В районе его встретил тот самый майор, что приезжал в первый раз, встретил приветливо, угостил чаем, спросил о житье.

— Помаленьку, — сказал Сашка. — Женился.

— Жену зовут Анна-Мария Шнар? — улыбнулся майор.

— Да… Немка она… А что? — Он посмотрел настороженно, недоверчиво.
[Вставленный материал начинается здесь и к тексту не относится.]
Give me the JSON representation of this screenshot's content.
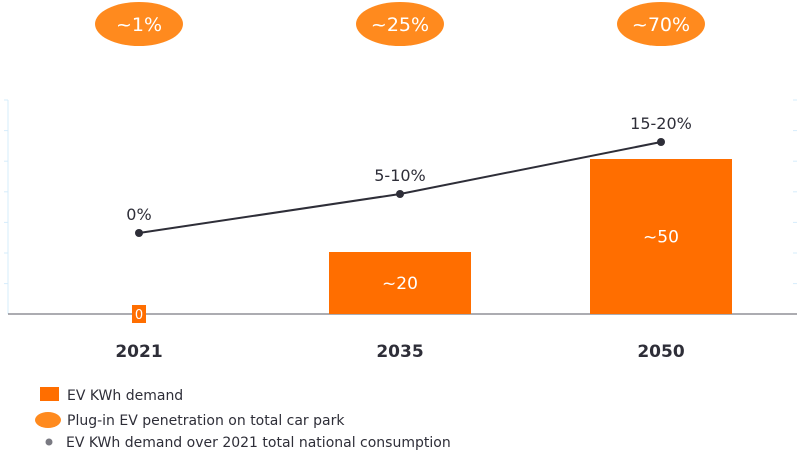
{
  "chart_data": {
    "type": "bar",
    "categories": [
      "2021",
      "2035",
      "2050"
    ],
    "series": [
      {
        "name": "EV KWh demand",
        "values": [
          0,
          20,
          50
        ],
        "labels": [
          "0",
          "~20",
          "~50"
        ],
        "color": "#FF6E00"
      },
      {
        "name": "Plug-in EV penetration on total car park",
        "labels": [
          "~1%",
          "~25%",
          "~70%"
        ],
        "color": "#FF8A1E"
      },
      {
        "name": "EV KWh demand over 2021 total national consumption",
        "type": "line",
        "values": [
          0,
          7.5,
          17.5
        ],
        "labels": [
          "0%",
          "5-10%",
          "15-20%"
        ],
        "color": "#2E2E38"
      }
    ],
    "ylim": [
      0,
      70
    ],
    "grid": false,
    "legend_position": "bottom-left"
  }
}
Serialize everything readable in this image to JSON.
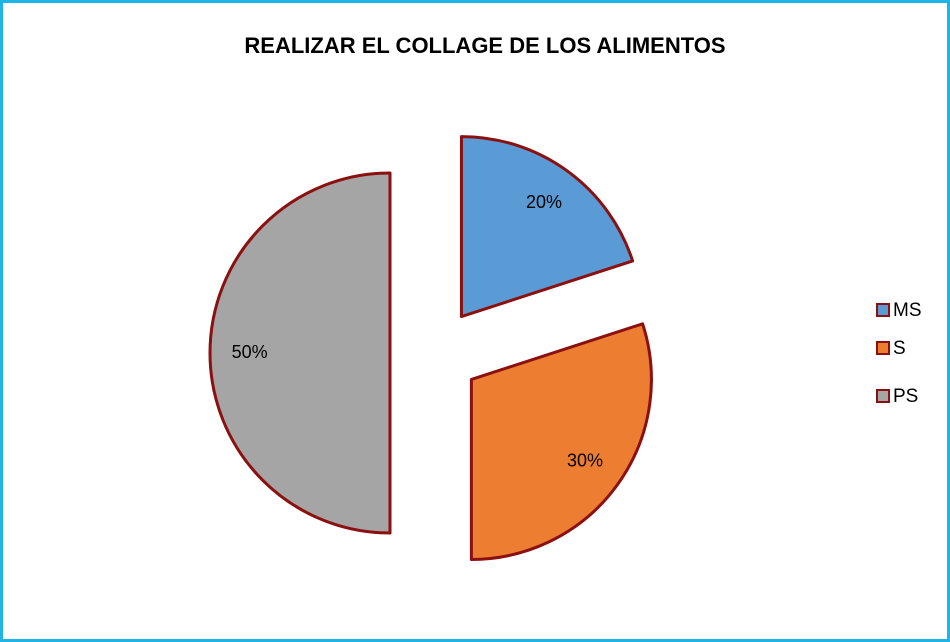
{
  "chart_data": {
    "type": "pie",
    "title": "REALIZAR EL COLLAGE DE LOS ALIMENTOS",
    "categories": [
      "MS",
      "S",
      "PS"
    ],
    "values": [
      20,
      30,
      50
    ],
    "value_labels": [
      "20%",
      "30%",
      "50%"
    ],
    "colors": [
      "#5b9bd5",
      "#ed7d31",
      "#a5a5a5"
    ],
    "legend": "right"
  }
}
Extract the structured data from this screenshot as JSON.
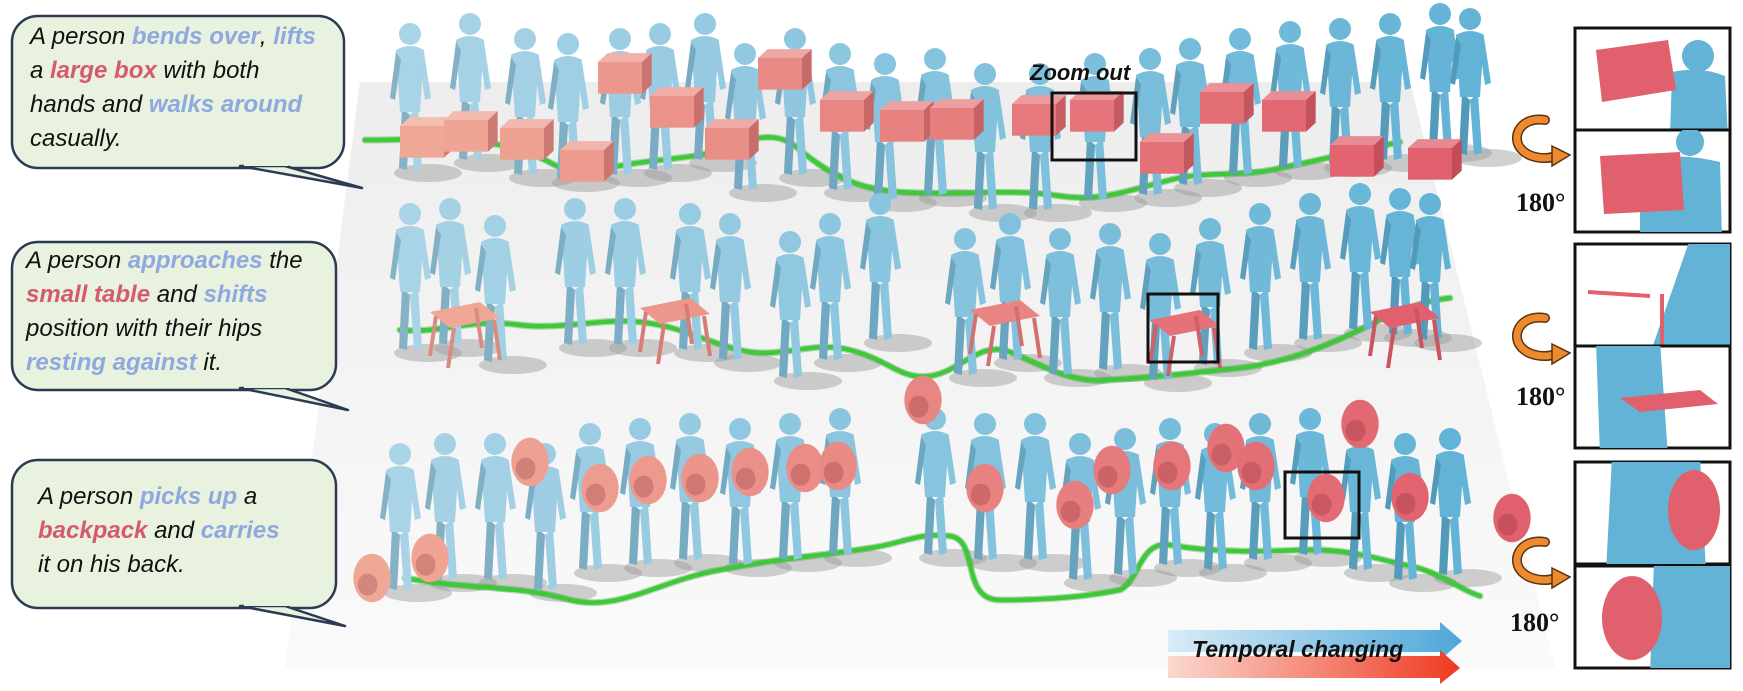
{
  "bubbles": [
    {
      "id": "box",
      "lines": [
        [
          {
            "t": "A person ",
            "s": "plain"
          },
          {
            "t": "bends over",
            "s": "blue"
          },
          {
            "t": ", ",
            "s": "plain"
          },
          {
            "t": "lifts",
            "s": "blue"
          }
        ],
        [
          {
            "t": "a ",
            "s": "plain"
          },
          {
            "t": "large box",
            "s": "red"
          },
          {
            "t": " with both",
            "s": "plain"
          }
        ],
        [
          {
            "t": "hands and ",
            "s": "plain"
          },
          {
            "t": "walks around",
            "s": "blue"
          }
        ],
        [
          {
            "t": "casually.",
            "s": "plain"
          }
        ]
      ]
    },
    {
      "id": "table",
      "lines": [
        [
          {
            "t": "A person ",
            "s": "plain"
          },
          {
            "t": "approaches",
            "s": "blue"
          },
          {
            "t": " the",
            "s": "plain"
          }
        ],
        [
          {
            "t": "small table",
            "s": "red"
          },
          {
            "t": " and ",
            "s": "plain"
          },
          {
            "t": "shifts",
            "s": "blue"
          }
        ],
        [
          {
            "t": "position with their hips",
            "s": "plain"
          }
        ],
        [
          {
            "t": "resting against",
            "s": "blue"
          },
          {
            "t": " it.",
            "s": "plain"
          }
        ]
      ]
    },
    {
      "id": "backpack",
      "lines": [
        [
          {
            "t": "A person ",
            "s": "plain"
          },
          {
            "t": "picks up",
            "s": "blue"
          },
          {
            "t": " a",
            "s": "plain"
          }
        ],
        [
          {
            "t": "backpack",
            "s": "red"
          },
          {
            "t": " and ",
            "s": "plain"
          },
          {
            "t": "carries",
            "s": "blue"
          }
        ],
        [
          {
            "t": "it on his back.",
            "s": "plain"
          }
        ]
      ]
    }
  ],
  "labels": {
    "zoom": "Zoom out",
    "rotation": "180°",
    "temporal": "Temporal changing"
  },
  "colors": {
    "human": "#62b3d6",
    "human_light": "#a9d3e6",
    "object": "#e0606e",
    "object_light": "#f0a896",
    "trajectory": "#3fc83a",
    "bubble_fill": "#e8f2de",
    "bubble_stroke": "#2b3a55",
    "rotate_arrow": "#ee8a2e",
    "temporal_blue": "#5aaedc",
    "temporal_red": "#ee3a22"
  }
}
— Нет, ничего! — поспешил успокоить майор. — Просто думаю, как оборачиваются судьбы… А дело к вам такое, Александр Тимофеич. Придется ехать. Далеко. На прародину вашей Анны-Марии — в Германию, в Нюрнберг.

— Зачем — в Германию? — вздрогнул Сашка. — Хватит с меня Германии.

— Надо ехать, — твердо произнес майор. — Будем судить фашистского зверя. Вас вызывают на процесс как свидетеля.

— Только отпишите мне домой, — попросил Сашка. — А то переживают там.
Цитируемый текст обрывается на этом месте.